Written by Amber Jackson
This uplifting coming-of-age story perfectly illustrates the importance of having mainstream films that focus on LGBTQ+ storylines. Filled with warmth and wit, the film follows Simon Spier (Nick Robinson), a teenage boy who is secretly trying to come to terms with his sexuality, whilst having an anonymous email conversation with another gay teen at his school who goes by the alias “Blue.” As Simon begins to feel more drawn to Blue, he begins to question which guy at school Blue could be, which leads to comedic confrontations and an incredibly heart-warming story.
Written by Elizabeth Berger and Isaac Aptaker, the message of the film is clear; Simon is just like everybody else. The screenplay delves into situations that any audience member – regardless of sexual orientation – can relate to, with the added cheese factor needed to make a cute teen romcom. Being bisexual, I found myself wishing that I’d had access to this film when I was fourteen and that my friends and family had too. The script has great understanding and compassion as to what coming out can be like and this goes to show that, as language and education on these matters develop, so does understanding and acceptance.

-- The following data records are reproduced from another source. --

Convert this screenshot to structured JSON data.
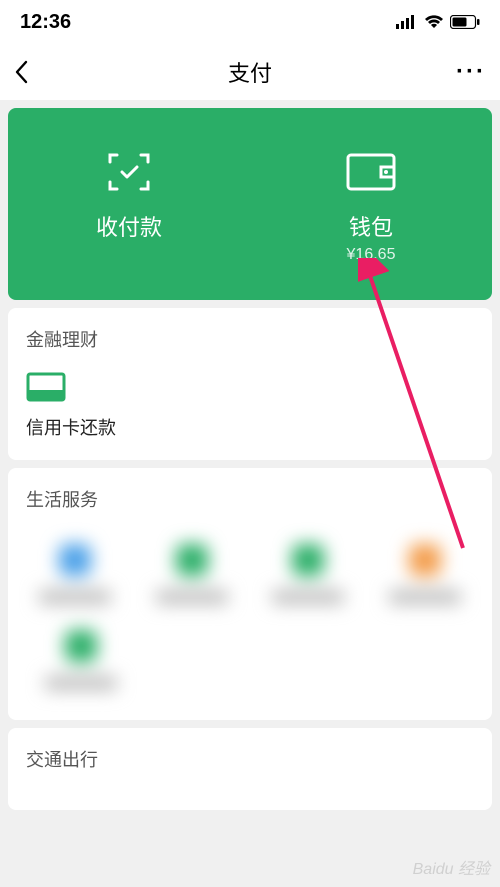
{
  "status": {
    "time": "12:36"
  },
  "nav": {
    "title": "支付",
    "more": "···"
  },
  "greenCard": {
    "pay": {
      "label": "收付款"
    },
    "wallet": {
      "label": "钱包",
      "balance": "¥16.65"
    }
  },
  "sections": {
    "finance": {
      "title": "金融理财",
      "card": {
        "label": "信用卡还款"
      }
    },
    "life": {
      "title": "生活服务"
    },
    "transport": {
      "title": "交通出行"
    }
  },
  "watermark": "Baidu 经验"
}
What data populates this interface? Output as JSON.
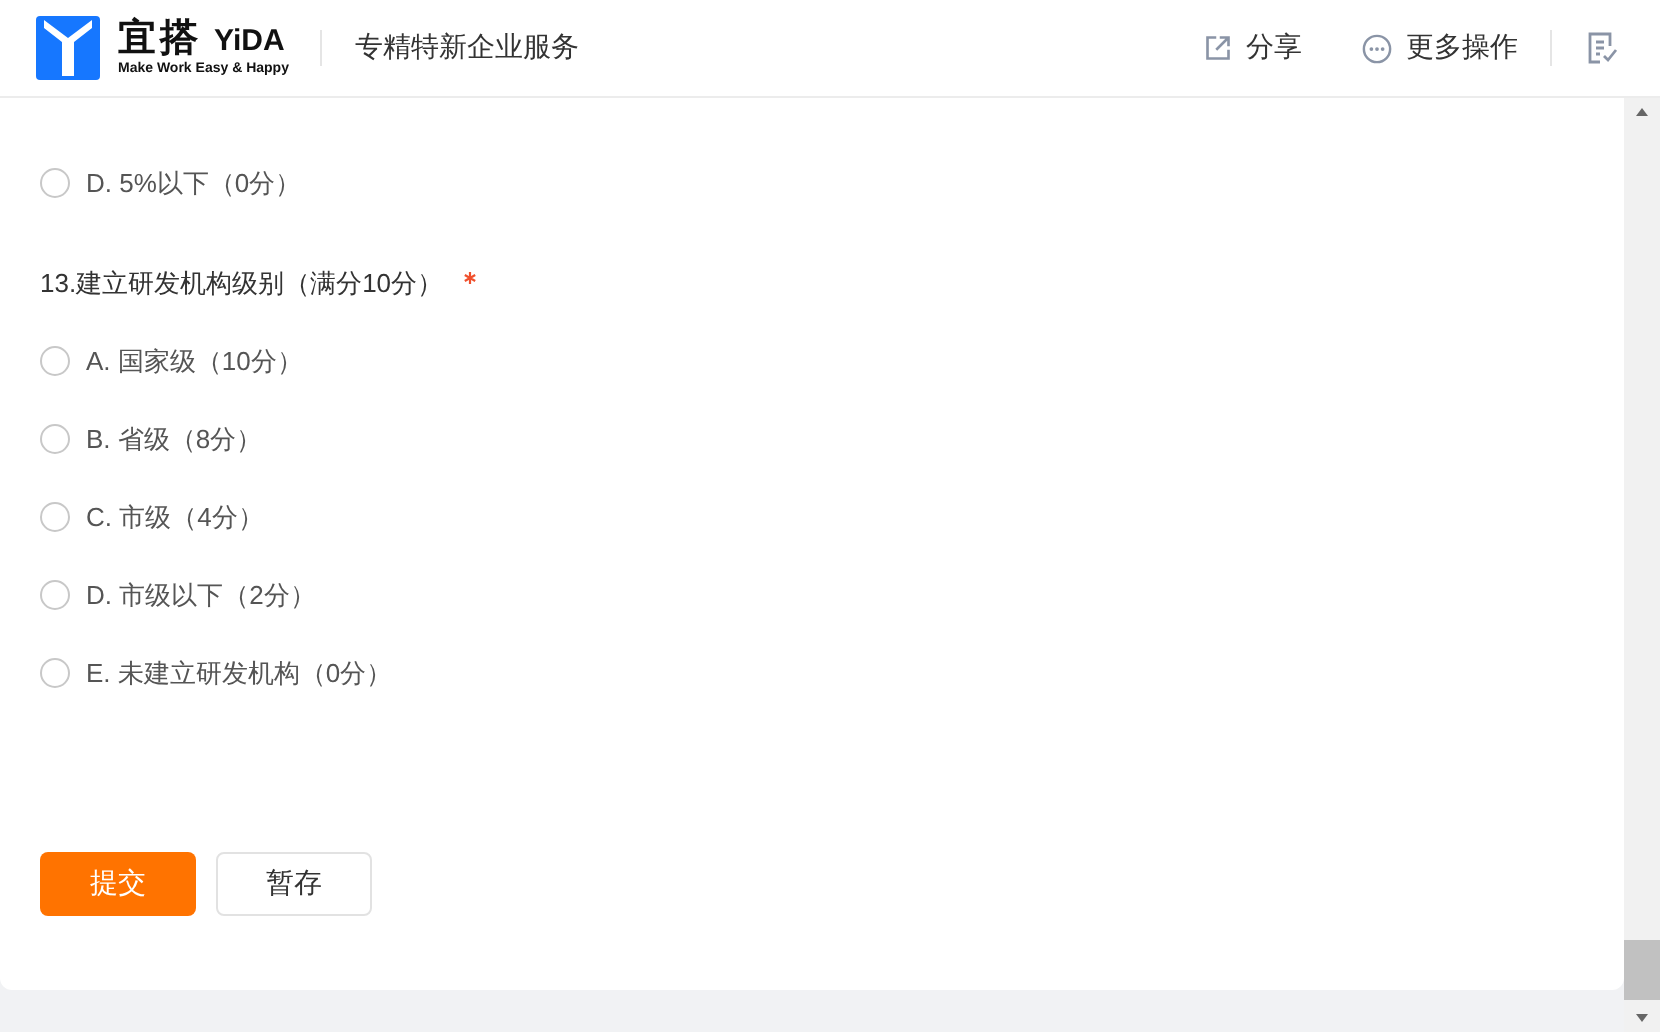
{
  "header": {
    "logo_name": "宜搭",
    "logo_brand": "YiDA",
    "logo_slogan": "Make Work Easy & Happy",
    "app_title": "专精特新企业服务",
    "actions": [
      {
        "label": "分享",
        "kind": "share"
      },
      {
        "label": "更多操作",
        "kind": "more"
      }
    ]
  },
  "questions": [
    {
      "options": [
        {
          "label": "D. 5%以下（0分）",
          "selected": false
        }
      ]
    },
    {
      "title": "13.建立研发机构级别（满分10分）",
      "required": true,
      "options": [
        {
          "label": "A. 国家级（10分）",
          "selected": false
        },
        {
          "label": "B. 省级（8分）",
          "selected": false
        },
        {
          "label": "C. 市级（4分）",
          "selected": false
        },
        {
          "label": "D. 市级以下（2分）",
          "selected": false
        },
        {
          "label": "E. 未建立研发机构（0分）",
          "selected": false
        }
      ]
    }
  ],
  "buttons": [
    {
      "label": "提交",
      "kind": "primary"
    },
    {
      "label": "暂存",
      "kind": "secondary"
    }
  ]
}
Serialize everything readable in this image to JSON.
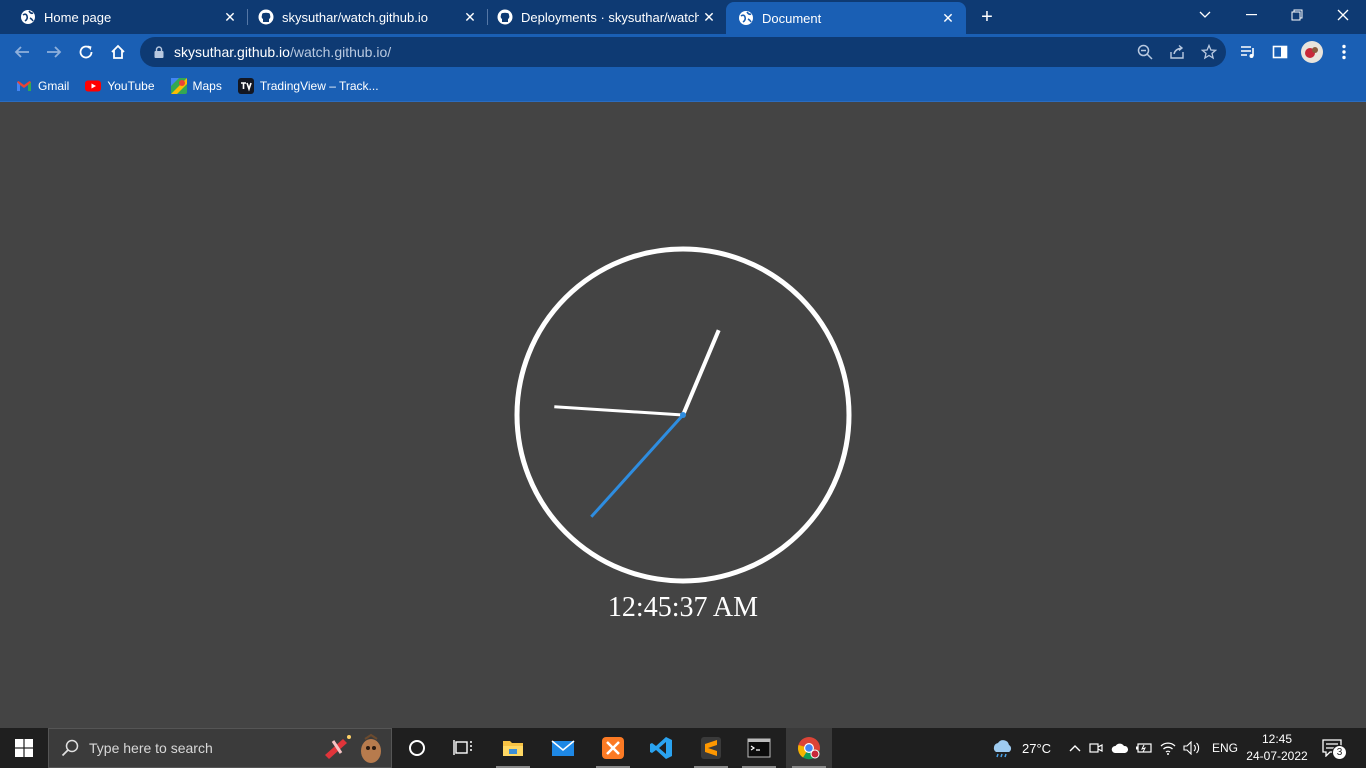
{
  "tabs": [
    {
      "title": "Home page",
      "icon": "globe-icon"
    },
    {
      "title": "skysuthar/watch.github.io",
      "icon": "github-icon"
    },
    {
      "title": "Deployments · skysuthar/watch.g",
      "icon": "github-icon"
    },
    {
      "title": "Document",
      "icon": "globe-icon",
      "active": true
    }
  ],
  "address": {
    "host": "skysuthar.github.io",
    "path": "/watch.github.io/"
  },
  "bookmarks": [
    {
      "label": "Gmail",
      "icon": "gmail-icon"
    },
    {
      "label": "YouTube",
      "icon": "youtube-icon"
    },
    {
      "label": "Maps",
      "icon": "maps-icon"
    },
    {
      "label": "TradingView – Track...",
      "icon": "tradingview-icon"
    }
  ],
  "page": {
    "time": "12:45:37 AM",
    "clock": {
      "face_color": "#ffffff",
      "hour_hand_color": "#ffffff",
      "minute_hand_color": "#ffffff",
      "second_hand_color": "#2e8de0",
      "hours": 12,
      "minutes": 45,
      "seconds": 37
    }
  },
  "taskbar": {
    "search_placeholder": "Type here to search",
    "weather": "27°C",
    "language": "ENG",
    "time": "12:45",
    "date": "24-07-2022",
    "notifications": "3"
  }
}
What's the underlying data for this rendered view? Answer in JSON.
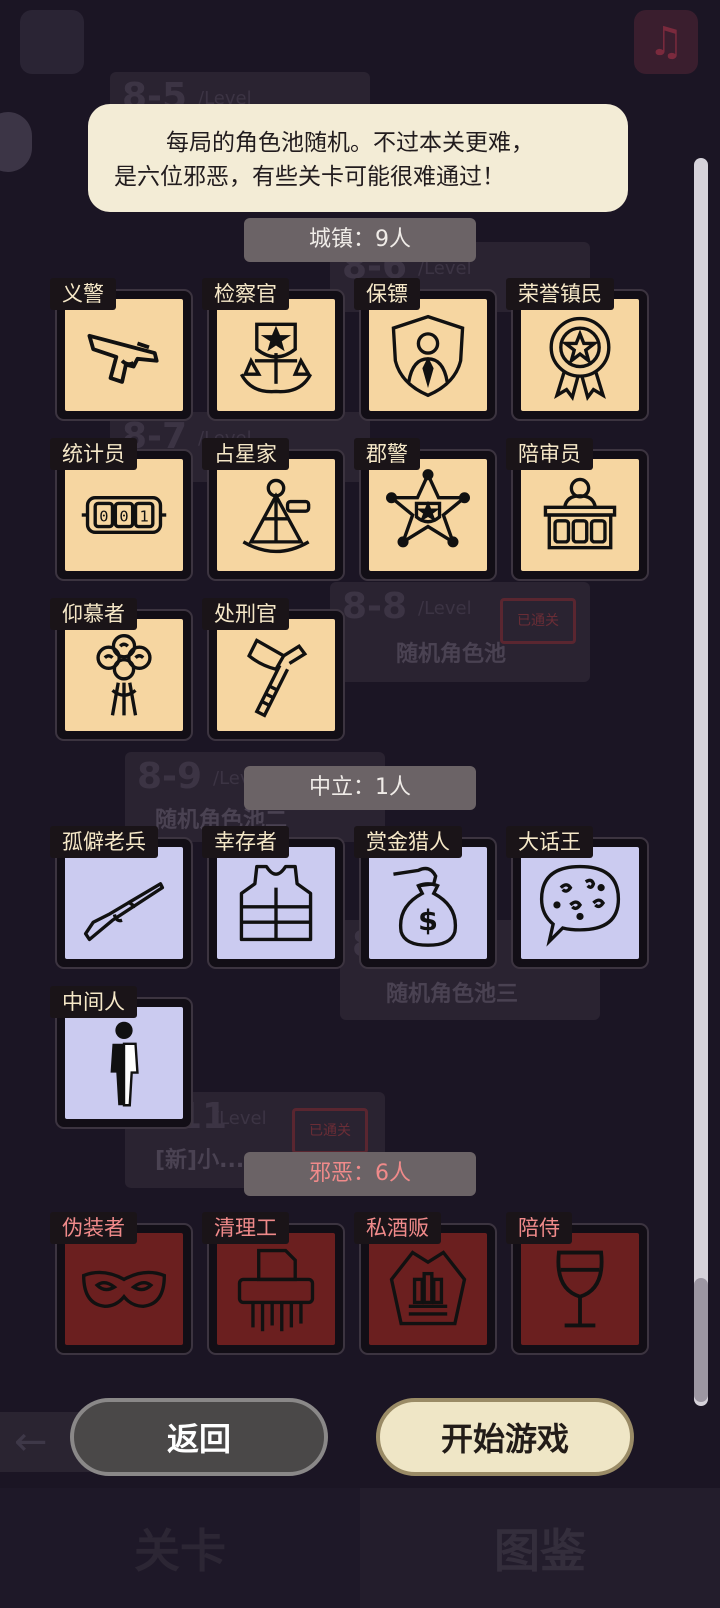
{
  "background": {
    "levels": [
      {
        "num": "8-5",
        "level_text": "/Level",
        "name": ""
      },
      {
        "num": "8-6",
        "level_text": "/Level",
        "name": ""
      },
      {
        "num": "8-7",
        "level_text": "/Level",
        "name": ""
      },
      {
        "num": "8-8",
        "level_text": "/Level",
        "name": "随机角色池"
      },
      {
        "num": "8-9",
        "level_text": "/Level",
        "name": "随机角色池二"
      },
      {
        "num": "8-10",
        "level_text": "",
        "name": "随机角色池三"
      },
      {
        "num": "8-11",
        "level_text": "/Level",
        "name": "[新]小..."
      }
    ],
    "stamp_text": "已通关",
    "tabs": [
      "关卡",
      "图鉴"
    ]
  },
  "tip": {
    "line1": "每局的角色池随机。不过本关更难，",
    "line2": "是六位邪恶，有些关卡可能很难通过！"
  },
  "sections": {
    "town": {
      "label": "城镇：9人"
    },
    "neutral": {
      "label": "中立：1人"
    },
    "evil": {
      "label": "邪恶：6人"
    }
  },
  "roles": {
    "town": [
      {
        "name": "义警",
        "icon": "pistol-icon"
      },
      {
        "name": "检察官",
        "icon": "justice-emblem-icon"
      },
      {
        "name": "保镖",
        "icon": "shield-person-icon"
      },
      {
        "name": "荣誉镇民",
        "icon": "medal-icon"
      },
      {
        "name": "统计员",
        "icon": "counter-icon"
      },
      {
        "name": "占星家",
        "icon": "sextant-icon"
      },
      {
        "name": "郡警",
        "icon": "sheriff-star-icon"
      },
      {
        "name": "陪审员",
        "icon": "jury-box-icon"
      },
      {
        "name": "仰慕者",
        "icon": "bouquet-icon"
      },
      {
        "name": "处刑官",
        "icon": "axe-icon"
      }
    ],
    "neutral": [
      {
        "name": "孤僻老兵",
        "icon": "rifle-icon"
      },
      {
        "name": "幸存者",
        "icon": "vest-icon"
      },
      {
        "name": "赏金猎人",
        "icon": "money-bag-icon"
      },
      {
        "name": "大话王",
        "icon": "speech-bubble-icon"
      },
      {
        "name": "中间人",
        "icon": "half-person-icon"
      }
    ],
    "evil": [
      {
        "name": "伪装者",
        "icon": "mask-icon"
      },
      {
        "name": "清理工",
        "icon": "shredder-icon"
      },
      {
        "name": "私酒贩",
        "icon": "coat-bottles-icon"
      },
      {
        "name": "陪侍",
        "icon": "wine-glass-icon"
      }
    ]
  },
  "buttons": {
    "back": "返回",
    "start": "开始游戏"
  },
  "colors": {
    "town_card": "#f6d6a1",
    "neutral_card": "#cbcbf0",
    "evil_card": "#6b1f1f",
    "evil_text": "#f08a8a"
  }
}
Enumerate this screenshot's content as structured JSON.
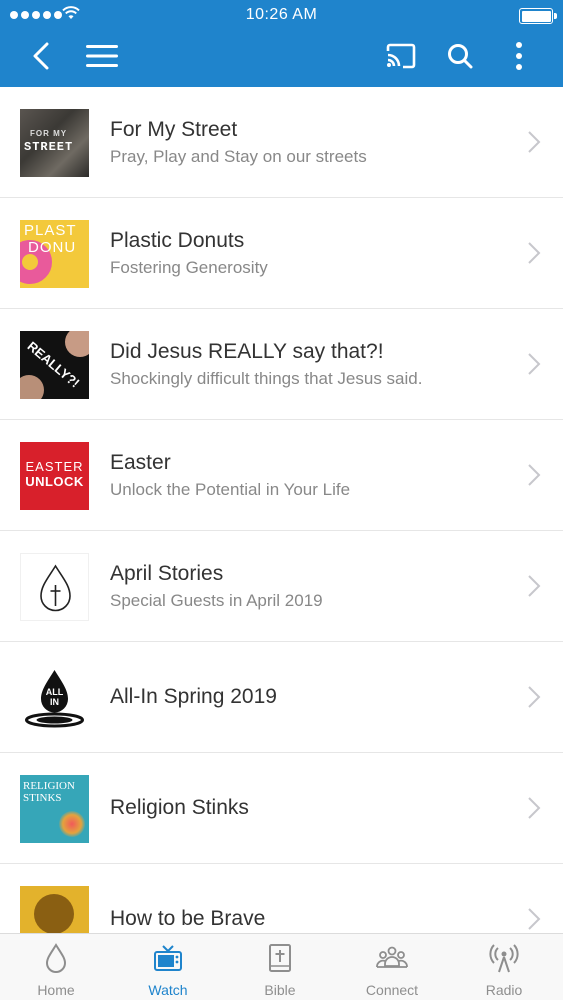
{
  "status_bar": {
    "time": "10:26 AM"
  },
  "colors": {
    "accent": "#1f84cc",
    "tab_inactive": "#8e8e8e"
  },
  "nav": {
    "icons": [
      "back-icon",
      "menu-icon",
      "cast-icon",
      "search-icon",
      "more-icon"
    ]
  },
  "series": [
    {
      "title": "For My Street",
      "subtitle": "Pray, Play and Stay on our streets",
      "thumb_text": [
        "FOR MY",
        "STREET"
      ]
    },
    {
      "title": "Plastic Donuts",
      "subtitle": "Fostering Generosity",
      "thumb_text": [
        "PLAST",
        "DONU"
      ]
    },
    {
      "title": "Did Jesus REALLY say that?!",
      "subtitle": "Shockingly difficult things that Jesus said.",
      "thumb_text": [
        "REALLY?!"
      ]
    },
    {
      "title": "Easter",
      "subtitle": "Unlock the Potential in Your Life",
      "thumb_text": [
        "EASTER",
        "UNLOCK"
      ]
    },
    {
      "title": "April Stories",
      "subtitle": "Special Guests in April 2019"
    },
    {
      "title": "All-In Spring 2019",
      "thumb_text": [
        "ALL",
        "IN"
      ]
    },
    {
      "title": "Religion Stinks",
      "thumb_text": [
        "RELIGION",
        "STINKS"
      ]
    },
    {
      "title": "How to be Brave"
    }
  ],
  "tabs": [
    {
      "label": "Home",
      "icon": "drop-icon",
      "active": false
    },
    {
      "label": "Watch",
      "icon": "tv-icon",
      "active": true
    },
    {
      "label": "Bible",
      "icon": "bible-icon",
      "active": false
    },
    {
      "label": "Connect",
      "icon": "people-icon",
      "active": false
    },
    {
      "label": "Radio",
      "icon": "radio-icon",
      "active": false
    }
  ]
}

As the film progresses, the audience is shown that every character is more than they portray themselves to be on the surface. We get to see the motivation behind their actions; often completed out of fear or ignorance. Most importantly, Simon’s character doesn’t fit in with the stereotypical image of somebody who is gay. He has so many other aspects to his identity and grows to learn that there is no such thing as an ‘average’ person, rather that he is an individual who just so happens to be gay; highlighting the importance of diversity.
However, there has been some debate as to the credibility of Simon’s coming out experience, claiming that it wasn’t a realistic portrayal of what it’s like. To an extent, I agree. My friends and I found ourselves jealous of the overly positive response that he received after he came out to the people closest in his life. But this film doesn’t over-glamourize Simon’s coming out experience, instead placing the focus on how to support someone that is in the process of coming out. The personal struggles of Simon’s friends and family members were shown too, and this film tenderly shows them growing to understand Simon’s coming out journey, which ultimately strengthens their relationships. Every individual’s coming out is an entirely different experience. It could be positive, negative, or completely nonchalant, but none of these are less valid than the other.
Watching this in a full cinema screening was wonderful. The atmosphere was electric, you could feel the room going through this journey with Simon and empathising completely. It meant that the response to the film was incredibly interactive. People were gasping out loud, crying with sympathy and/or with understanding, and even applauding throughout the film – myself included. It added to the comedic elements of the film, as well as demonstrating the hardships of those going through the sad moments. Ultimately, seeing teenagers sat with their parents, groups of friends and couples all sat together was heart-warming. It gave me more hope than I had as a teenager. It showed me that representative and relatable content like this is paramount within the film industry; its 12A rating invites everyone to see an all-inclusive film that is incredibly sweet and has a happy ending.
Love, Simon is out in cinemas now and is based on the novel ‘Simon vs. the Homo Sapiens Agenda’ by Becky Albertalli. I strongly encourage you to check them out.